Choices, which opened in 1999, has guided three dozen families through its hospice.
"What hospice really means is that we're going to share this with you. We're going to bear it with you," Stringfield told her.
"Who's your support system?" he asked.
Danielle tried to think. She and her boyfriend, Lee, had broken up and he had moved out. Her friends avoided talking about the twins. Danielle spoke with her mom sometimes, but she was ashamed to ask for much help; she had made her own bad choices in life and she wanted to set things right herself.
"I have nobody," she finally said.
Stringfield reached over to rub her arm. "You have us."
They talked for more than an hour. Stringfield asked Danielle about her fears, finances, even her heartburn, and listened attentively, jotting notes. Finally, he led her into the clinic's darkened sonogram room. Danielle was so worn out, she barely looked as Tammy squirted ultrasound gel on her stomach in the shape of a smile.
Then the twins appeared on the screen in blurry black and white.

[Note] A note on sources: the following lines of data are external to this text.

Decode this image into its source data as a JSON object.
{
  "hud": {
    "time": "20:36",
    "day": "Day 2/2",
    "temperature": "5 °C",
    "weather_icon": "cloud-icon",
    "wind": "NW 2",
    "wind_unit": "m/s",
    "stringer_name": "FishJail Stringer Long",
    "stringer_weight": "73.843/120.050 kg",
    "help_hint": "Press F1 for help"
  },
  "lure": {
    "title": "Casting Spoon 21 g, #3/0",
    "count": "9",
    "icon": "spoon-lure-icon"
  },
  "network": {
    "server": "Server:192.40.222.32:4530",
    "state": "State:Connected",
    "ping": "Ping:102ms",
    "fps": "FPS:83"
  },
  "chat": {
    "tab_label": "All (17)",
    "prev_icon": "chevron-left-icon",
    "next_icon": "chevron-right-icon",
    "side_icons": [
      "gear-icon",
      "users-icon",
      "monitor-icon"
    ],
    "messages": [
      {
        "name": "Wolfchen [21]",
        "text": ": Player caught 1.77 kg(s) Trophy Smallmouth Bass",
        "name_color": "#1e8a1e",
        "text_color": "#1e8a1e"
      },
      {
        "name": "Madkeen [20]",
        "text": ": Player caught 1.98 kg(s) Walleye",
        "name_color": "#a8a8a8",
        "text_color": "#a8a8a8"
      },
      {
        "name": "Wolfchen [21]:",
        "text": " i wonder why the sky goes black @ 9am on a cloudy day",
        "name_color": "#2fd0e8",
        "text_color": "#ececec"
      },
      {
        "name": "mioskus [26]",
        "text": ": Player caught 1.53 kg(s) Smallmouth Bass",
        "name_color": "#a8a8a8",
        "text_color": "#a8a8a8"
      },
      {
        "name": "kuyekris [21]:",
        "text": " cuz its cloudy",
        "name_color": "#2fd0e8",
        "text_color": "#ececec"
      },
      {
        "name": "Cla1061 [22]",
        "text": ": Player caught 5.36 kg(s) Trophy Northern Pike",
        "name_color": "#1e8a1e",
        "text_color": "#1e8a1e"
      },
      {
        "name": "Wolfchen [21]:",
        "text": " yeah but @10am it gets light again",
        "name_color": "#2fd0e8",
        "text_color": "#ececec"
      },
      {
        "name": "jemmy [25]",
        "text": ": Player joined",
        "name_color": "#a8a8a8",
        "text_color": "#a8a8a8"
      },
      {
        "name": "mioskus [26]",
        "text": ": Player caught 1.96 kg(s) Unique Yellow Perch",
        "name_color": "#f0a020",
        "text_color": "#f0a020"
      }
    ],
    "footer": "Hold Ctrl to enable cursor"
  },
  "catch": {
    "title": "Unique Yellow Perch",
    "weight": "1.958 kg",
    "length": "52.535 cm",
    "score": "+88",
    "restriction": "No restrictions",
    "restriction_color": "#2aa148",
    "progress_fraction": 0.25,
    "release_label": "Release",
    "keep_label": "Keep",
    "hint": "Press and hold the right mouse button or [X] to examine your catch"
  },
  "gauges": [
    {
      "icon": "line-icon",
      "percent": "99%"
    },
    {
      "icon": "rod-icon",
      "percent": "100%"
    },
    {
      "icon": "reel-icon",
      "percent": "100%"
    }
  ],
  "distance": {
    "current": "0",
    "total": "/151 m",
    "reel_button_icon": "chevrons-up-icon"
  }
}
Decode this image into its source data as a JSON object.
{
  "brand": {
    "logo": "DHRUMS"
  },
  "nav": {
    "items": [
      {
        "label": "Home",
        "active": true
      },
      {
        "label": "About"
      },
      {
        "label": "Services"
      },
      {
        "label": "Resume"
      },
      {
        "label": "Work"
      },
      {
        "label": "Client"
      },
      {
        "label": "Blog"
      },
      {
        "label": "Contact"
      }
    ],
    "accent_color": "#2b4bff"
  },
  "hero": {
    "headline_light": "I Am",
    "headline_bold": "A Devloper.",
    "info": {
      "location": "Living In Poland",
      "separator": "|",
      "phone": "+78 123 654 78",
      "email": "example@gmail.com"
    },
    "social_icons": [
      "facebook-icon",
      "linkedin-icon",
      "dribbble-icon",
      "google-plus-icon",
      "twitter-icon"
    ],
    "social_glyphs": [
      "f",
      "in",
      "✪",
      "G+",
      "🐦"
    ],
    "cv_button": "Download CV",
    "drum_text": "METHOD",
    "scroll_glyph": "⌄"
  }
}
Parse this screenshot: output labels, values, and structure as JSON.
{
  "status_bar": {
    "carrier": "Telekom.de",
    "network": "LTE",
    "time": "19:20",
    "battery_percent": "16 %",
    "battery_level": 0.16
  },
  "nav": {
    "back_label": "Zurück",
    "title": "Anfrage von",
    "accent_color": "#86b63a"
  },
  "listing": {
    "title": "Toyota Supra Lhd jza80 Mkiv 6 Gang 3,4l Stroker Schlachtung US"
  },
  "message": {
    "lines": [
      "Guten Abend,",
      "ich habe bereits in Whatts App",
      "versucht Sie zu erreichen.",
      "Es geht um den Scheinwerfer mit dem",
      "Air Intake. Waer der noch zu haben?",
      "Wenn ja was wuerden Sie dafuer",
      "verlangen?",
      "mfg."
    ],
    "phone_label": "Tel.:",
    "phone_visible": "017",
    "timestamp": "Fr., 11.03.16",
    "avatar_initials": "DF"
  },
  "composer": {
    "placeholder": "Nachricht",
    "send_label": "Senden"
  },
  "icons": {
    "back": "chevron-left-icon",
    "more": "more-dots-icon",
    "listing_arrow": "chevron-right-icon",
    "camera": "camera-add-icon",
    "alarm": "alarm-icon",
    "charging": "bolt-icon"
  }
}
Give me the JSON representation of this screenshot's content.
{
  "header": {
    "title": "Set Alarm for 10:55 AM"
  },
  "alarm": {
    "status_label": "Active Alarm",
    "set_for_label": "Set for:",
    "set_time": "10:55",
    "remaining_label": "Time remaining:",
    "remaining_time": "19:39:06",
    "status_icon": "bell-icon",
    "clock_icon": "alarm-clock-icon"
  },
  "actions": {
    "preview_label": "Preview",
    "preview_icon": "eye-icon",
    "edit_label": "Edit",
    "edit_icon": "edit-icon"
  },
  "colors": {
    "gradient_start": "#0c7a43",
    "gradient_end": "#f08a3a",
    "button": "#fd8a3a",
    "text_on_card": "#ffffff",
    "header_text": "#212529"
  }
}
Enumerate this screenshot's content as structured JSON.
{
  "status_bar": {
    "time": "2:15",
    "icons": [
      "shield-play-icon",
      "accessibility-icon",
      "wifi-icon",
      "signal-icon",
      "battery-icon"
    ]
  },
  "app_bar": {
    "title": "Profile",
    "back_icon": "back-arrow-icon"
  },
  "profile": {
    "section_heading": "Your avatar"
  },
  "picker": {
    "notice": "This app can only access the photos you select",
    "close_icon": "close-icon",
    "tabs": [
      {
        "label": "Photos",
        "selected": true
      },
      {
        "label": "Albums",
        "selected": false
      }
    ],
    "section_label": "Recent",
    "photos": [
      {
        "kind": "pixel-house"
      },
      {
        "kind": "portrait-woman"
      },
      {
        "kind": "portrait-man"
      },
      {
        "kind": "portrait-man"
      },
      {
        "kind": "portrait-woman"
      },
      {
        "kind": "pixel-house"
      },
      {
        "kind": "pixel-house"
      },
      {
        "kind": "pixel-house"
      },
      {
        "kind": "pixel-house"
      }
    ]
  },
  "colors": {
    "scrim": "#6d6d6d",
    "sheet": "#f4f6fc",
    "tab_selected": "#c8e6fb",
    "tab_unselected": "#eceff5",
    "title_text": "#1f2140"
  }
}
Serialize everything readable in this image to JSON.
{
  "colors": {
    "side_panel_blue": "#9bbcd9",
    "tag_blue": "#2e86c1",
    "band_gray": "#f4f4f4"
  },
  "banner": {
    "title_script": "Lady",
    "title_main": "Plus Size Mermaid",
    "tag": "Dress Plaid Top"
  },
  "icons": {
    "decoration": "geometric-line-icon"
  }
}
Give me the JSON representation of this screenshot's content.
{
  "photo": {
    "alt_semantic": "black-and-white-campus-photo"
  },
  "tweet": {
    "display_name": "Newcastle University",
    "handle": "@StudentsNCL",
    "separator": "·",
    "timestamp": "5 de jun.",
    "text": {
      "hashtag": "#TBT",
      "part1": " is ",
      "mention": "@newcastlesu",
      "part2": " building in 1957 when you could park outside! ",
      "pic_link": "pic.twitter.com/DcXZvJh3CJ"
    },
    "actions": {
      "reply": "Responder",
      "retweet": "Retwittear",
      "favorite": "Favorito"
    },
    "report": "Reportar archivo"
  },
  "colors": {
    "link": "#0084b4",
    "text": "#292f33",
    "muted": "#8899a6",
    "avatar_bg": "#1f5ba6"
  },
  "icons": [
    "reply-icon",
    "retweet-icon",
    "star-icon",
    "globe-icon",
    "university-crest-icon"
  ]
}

"There's Lee!" Tammy called. "There's his leg and his knee and his little fist."
Danielle's jaw unclenched. Staring at her son's curled fingers, she beamed, eyes glistening.
"Want to hear his heartbeat?" A rhythmic whoosh filled the room.
"My baby," Danielle said, her voice swollen. "No matter what, that's my baby."
Tammy switched off the heartbeat and Danielle looked back at the screen. "I don't ever want to forget him," she said. "Memories fade. I don't want to forget."
The dream came on an early October morning, after another restless night.
Danielle saw herself holding baby Lee. She wanted to show him off to her friends, but all she could say, over and over, was that he would soon die. Then she was trying to get him to nurse. She was frantic to keep him awake.
The dream shifted; she was at home. Lee rolled off the couch before she could stop him, bloodying his mouth and his nose.